Employment at Winfield Consumer Products is steady, according to owner Bob Tyler, but manufacturing workers there have been on a four-day week since August 2008.

The current employment level is 87, according to Tyler.

The company sells into the automotive market, which has seen a decline in sales from 19 million to 9 million vehicles annually.

At the height of what Tyler called the “boom” in sales of trucks and sport utility vehicles (SUVs), in 2007, his company employed 120. The annual payroll then was over $5 million, he said.

Winfield Consumer Products principally makes Husky Liners, which include floor mats, cab and bed liners, mud flaps and other products for trucks and SUVs.

The payroll this year will be about $4 million, Tyler predicted.

“I think we’re doing really well,” he said, “even though last year was the worst year we’ve had in 10 years.”

He said January 2008, was the best month the company had ever had, and then, “It fell off a cliff.”

Sales at Winfield Consumer Products dropped but less than the market for trucks and SUVs as a whole. Nationally, sales of trucks and SUVs fell 50 percent, Tyler said, but sales at his firm fell only 25 percent.

“We’re not down as much as the truck and SUV market,” he said.

Since February of this year, Winfield Consumer Products sales have been on the increase, according to Tyler, and there is an upturn in the company’s outlook. But he is still conservative when talking about the future.

The spectacular market in 2007 may not be seen again, Tyler believes. Relating the truck and SUV market to the housing market, he said, things “never should have been that good.”

Winfield Consumer Products can be even more profitable at a lower level of sales in the future, Tyler believes.
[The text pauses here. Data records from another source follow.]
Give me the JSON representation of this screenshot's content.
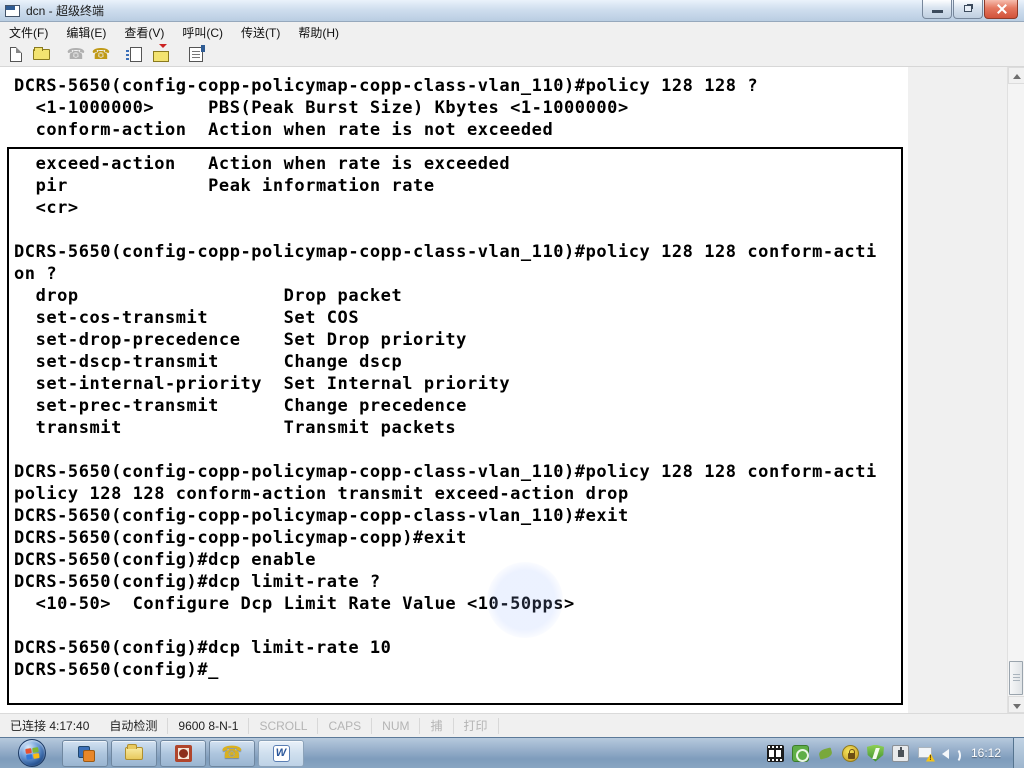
{
  "window": {
    "title": "dcn - 超级终端",
    "controls": {
      "minimize": "minimize",
      "restore": "restore",
      "close": "close"
    }
  },
  "menu": {
    "items": [
      {
        "label": "文件(F)"
      },
      {
        "label": "编辑(E)"
      },
      {
        "label": "查看(V)"
      },
      {
        "label": "呼叫(C)"
      },
      {
        "label": "传送(T)"
      },
      {
        "label": "帮助(H)"
      }
    ]
  },
  "toolbar": {
    "icons": [
      "new-connection",
      "open",
      "call",
      "hang-up",
      "send-file",
      "receive-file",
      "properties"
    ],
    "call_disabled": true
  },
  "terminal": {
    "scrollback_lines": [
      "DCRS-5650(config-copp-policymap-copp-class-vlan_110)#policy 128 128 ?",
      "  <1-1000000>     PBS(Peak Burst Size) Kbytes <1-1000000>",
      "  conform-action  Action when rate is not exceeded"
    ],
    "screen_lines": [
      "  exceed-action   Action when rate is exceeded",
      "  pir             Peak information rate",
      "  <cr>",
      "",
      "DCRS-5650(config-copp-policymap-copp-class-vlan_110)#policy 128 128 conform-acti",
      "on ?",
      "  drop                   Drop packet",
      "  set-cos-transmit       Set COS",
      "  set-drop-precedence    Set Drop priority",
      "  set-dscp-transmit      Change dscp",
      "  set-internal-priority  Set Internal priority",
      "  set-prec-transmit      Change precedence",
      "  transmit               Transmit packets",
      "",
      "DCRS-5650(config-copp-policymap-copp-class-vlan_110)#policy 128 128 conform-acti",
      "policy 128 128 conform-action transmit exceed-action drop",
      "DCRS-5650(config-copp-policymap-copp-class-vlan_110)#exit",
      "DCRS-5650(config-copp-policymap-copp)#exit",
      "DCRS-5650(config)#dcp enable",
      "DCRS-5650(config)#dcp limit-rate ?",
      "  <10-50>  Configure Dcp Limit Rate Value <10-50pps>",
      "",
      "DCRS-5650(config)#dcp limit-rate 10",
      "DCRS-5650(config)#_"
    ]
  },
  "status_bar": {
    "panes": [
      {
        "label": "已连接 4:17:40",
        "state": "normal"
      },
      {
        "label": "自动检测",
        "state": "normal"
      },
      {
        "label": "9600 8-N-1",
        "state": "normal"
      },
      {
        "label": "SCROLL",
        "state": "disabled"
      },
      {
        "label": "CAPS",
        "state": "disabled"
      },
      {
        "label": "NUM",
        "state": "disabled"
      },
      {
        "label": "捕",
        "state": "disabled"
      },
      {
        "label": "打印",
        "state": "disabled"
      }
    ]
  },
  "taskbar": {
    "buttons": [
      "vm-window-app",
      "windows-explorer",
      "screen-recorder-app",
      "hyperterminal",
      "microsoft-word"
    ],
    "word_glyph": "W",
    "tray_icons": [
      "film-strip",
      "screen-record",
      "graphics-leaf",
      "security-lock",
      "antivirus-shield",
      "safely-remove-device",
      "network-warning",
      "volume"
    ],
    "clock": "16:12"
  },
  "colors": {
    "titlebar": "#cfdeee",
    "close_button": "#d2523a",
    "terminal_bg": "#ffffff",
    "terminal_text": "#000000",
    "taskbar": "#8aa6c3",
    "chrome": "#f0f0f0"
  }
}
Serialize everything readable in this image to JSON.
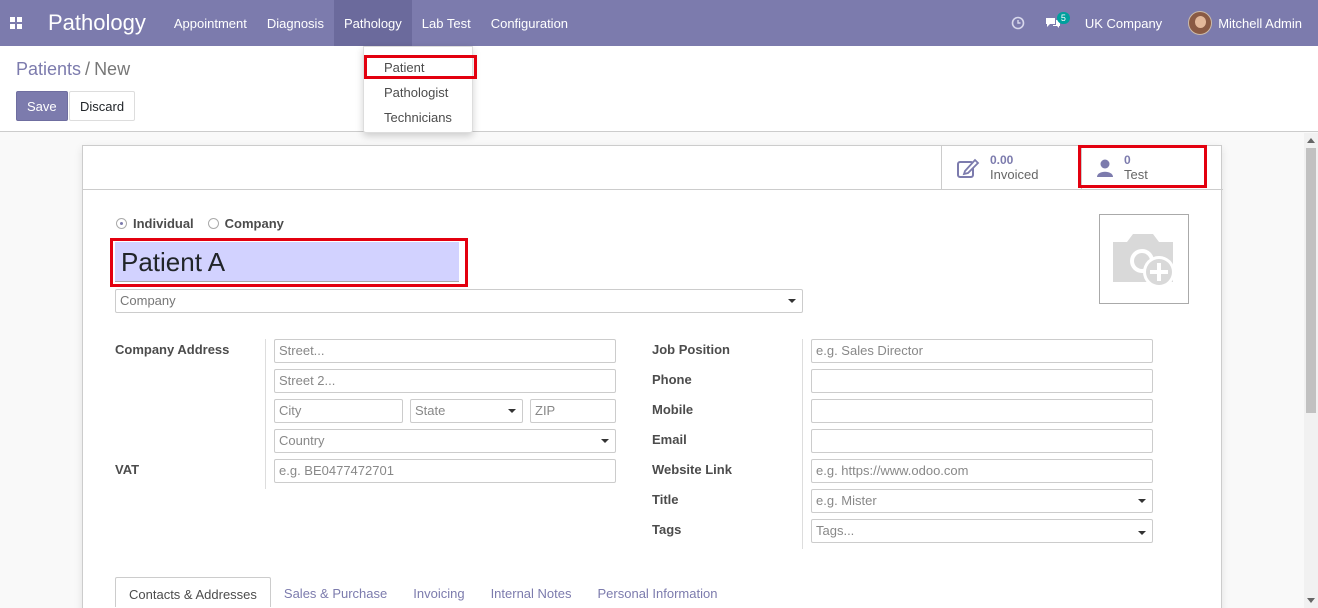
{
  "navbar": {
    "brand": "Pathology",
    "menu": [
      "Appointment",
      "Diagnosis",
      "Pathology",
      "Lab Test",
      "Configuration"
    ],
    "message_count": "5",
    "company": "UK Company",
    "user": "Mitchell Admin"
  },
  "dropdown": {
    "items": [
      "Patient",
      "Pathologist",
      "Technicians"
    ]
  },
  "control": {
    "breadcrumb_parent": "Patients",
    "breadcrumb_sep": "/",
    "breadcrumb_current": "New",
    "save": "Save",
    "discard": "Discard"
  },
  "stats": {
    "invoiced_value": "0.00",
    "invoiced_label": "Invoiced",
    "test_value": "0",
    "test_label": "Test"
  },
  "form": {
    "type_individual": "Individual",
    "type_company": "Company",
    "name": "Patient A",
    "company_placeholder": "Company",
    "company_address_label": "Company Address",
    "street": "Street...",
    "street2": "Street 2...",
    "city": "City",
    "state": "State",
    "zip": "ZIP",
    "country": "Country",
    "vat_label": "VAT",
    "vat_placeholder": "e.g. BE0477472701",
    "job_label": "Job Position",
    "job_placeholder": "e.g. Sales Director",
    "phone_label": "Phone",
    "mobile_label": "Mobile",
    "email_label": "Email",
    "website_label": "Website Link",
    "website_placeholder": "e.g. https://www.odoo.com",
    "title_label": "Title",
    "title_placeholder": "e.g. Mister",
    "tags_label": "Tags",
    "tags_placeholder": "Tags..."
  },
  "tabs": [
    "Contacts & Addresses",
    "Sales & Purchase",
    "Invoicing",
    "Internal Notes",
    "Personal Information"
  ],
  "colors": {
    "navbar": "#7c7bad",
    "highlight": "#e3000f",
    "name_bg": "#d2d2ff"
  }
}
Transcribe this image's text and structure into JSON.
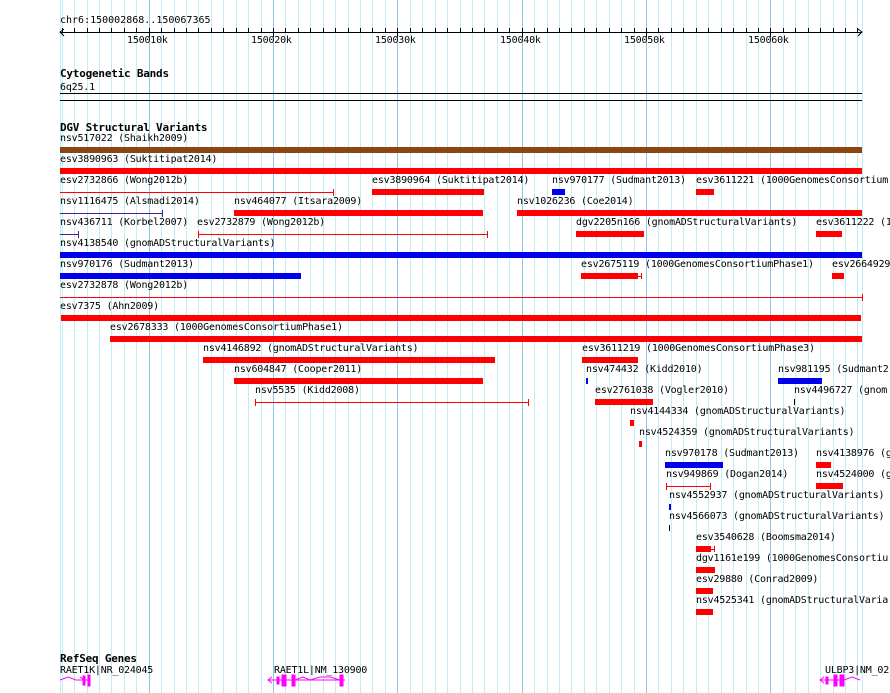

The company is profitable now and is nearly debt-free, he added.

Shipping has resumed on Fridays, which were “dead” after the firm went to a four-day week.

Mud flap sales are up. “I think people are keeping their vehicles and taking better care of them,” Tyler quipped.

Looking ahead, a line of similar products for cars has been developed, Tyler said.

Manufacturing at Winfield Consumer Products also went from two shifts to one last August, when some employees were laid off. The slower pace has allowed more time for new product development, Tyler said.

The company has its eye on a new product “in plastics,” according to Tyler, but he did not want to reveal any details The company has picked up new customers, too, one of which is J.C. Whitney, a major auto parts warehouse firm.

The four-day work week gives employees a three-day weekend, which most of them like, according to Tyler. But it also means a 10-percent reduction in hours and pay, and has led some employees to take second jobs.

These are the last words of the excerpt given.